Object.prototype.toSource()

廃止

この機能は廃止されました。まだいくつかのブラウザーで動作するかもしれませんが、いつ削除されてもおかしくないので、使わないようにしましょう。

toSource() メソッドは、オブジェクトのソースコードを表す文字列を返します。

構文

Object.toSource();
obj.toSource();

返値

オブジェクトのソースコードを表す文字列です。

解説

toSource() メソッドは以下の値を返します。

  • 組み込みの Object オブジェクトに対しては、 toSource() はソースコードが利用できないことを示す次の文字列を返します。
    function Object() {
        [native code]
    }
    
  • Object のインスタンスに対しては、toSource() はソースコードを表す文字列を返します。

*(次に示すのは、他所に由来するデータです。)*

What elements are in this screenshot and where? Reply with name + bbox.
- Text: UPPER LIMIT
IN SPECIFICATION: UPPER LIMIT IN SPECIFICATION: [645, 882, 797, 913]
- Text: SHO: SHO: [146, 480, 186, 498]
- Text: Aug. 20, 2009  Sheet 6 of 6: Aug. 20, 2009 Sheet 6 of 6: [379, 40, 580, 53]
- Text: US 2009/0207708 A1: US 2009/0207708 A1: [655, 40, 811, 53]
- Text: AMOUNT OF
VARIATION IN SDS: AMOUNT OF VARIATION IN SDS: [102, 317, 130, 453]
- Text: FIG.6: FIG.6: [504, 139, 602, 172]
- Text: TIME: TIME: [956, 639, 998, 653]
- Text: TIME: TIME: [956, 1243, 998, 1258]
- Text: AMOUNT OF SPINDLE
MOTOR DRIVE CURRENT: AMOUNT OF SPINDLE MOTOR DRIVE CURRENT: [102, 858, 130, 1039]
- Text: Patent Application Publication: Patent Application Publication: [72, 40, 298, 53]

デバッグ時に toSource() を呼び出して、オブジェクトの内容を調べることができます。

toSource() メソッドのオーバーライド

オブジェクトが toSource() メソッドをオーバーライドしても安全です。例えば次のコードを見てください。

function Person(name) {
  this.name = name;
}

Person.prototype.toSource = function Person_toSource() {
  return 'new Person(' + uneval(this.name) + ')';
};

console.log(new Person('Joe').toSource()); // ---> new Person("Joe")

組み込み toSource() メソッド

コア JavaScript のそれぞれの型は独自の toSource() メソッドを持っています。これらのオブジェクトの例を示します。

循環オブジェクトの正弦

再帰的にリンクされたリストや双方向に移動可能なツリーなど、自分自身への参照を含むオブジェクトの場合、 toSource() は Firefox 24 のように自己参照を再生成しません。例えば、次のようになります。

var obj1 = {};
var obj2 = { a: obj1 };
obj1.b = obj2;

console.log('Cyclical: ' + (obj1.b.a == obj1));

var objSource = obj1.toSource(); // returns "({b:{a:{}}})"

obj1 = eval(objSource);

console.log('Cyclical: ' + (obj1.b.a == obj1));

循環構造が採用されていて toSource() が必要な場合、オブジェクトはコンストラクターへの参照を使用するか、無名関数を提供するかのいずれかの方法で、 toSource() へのオーバーライドを提供しなければなりません。

toSource() の使用

次のコードは Dog オブジェクト型を定義して theDog、すなわち Dog 型のオブジェクトを生成します。

function Dog(name, breed, color, sex) {
  this.name = name;
  this.breed = breed;
  this.color = color;
  this.sex = sex;
}

theDog = new Dog('Gabby', 'Lab', 'chocolate', 'female');

toSource() メソッドを theDog に対して呼び出すと、そのオブジェクトを定義する JavaScript のソースが表示されます。

theDog.toSource();
// returns ({name:"Gabby", breed:"Lab", color:"chocolate", sex:"female"})

仕様書

標準の一部ではありません。 JavaScript 1.3 で実装されました。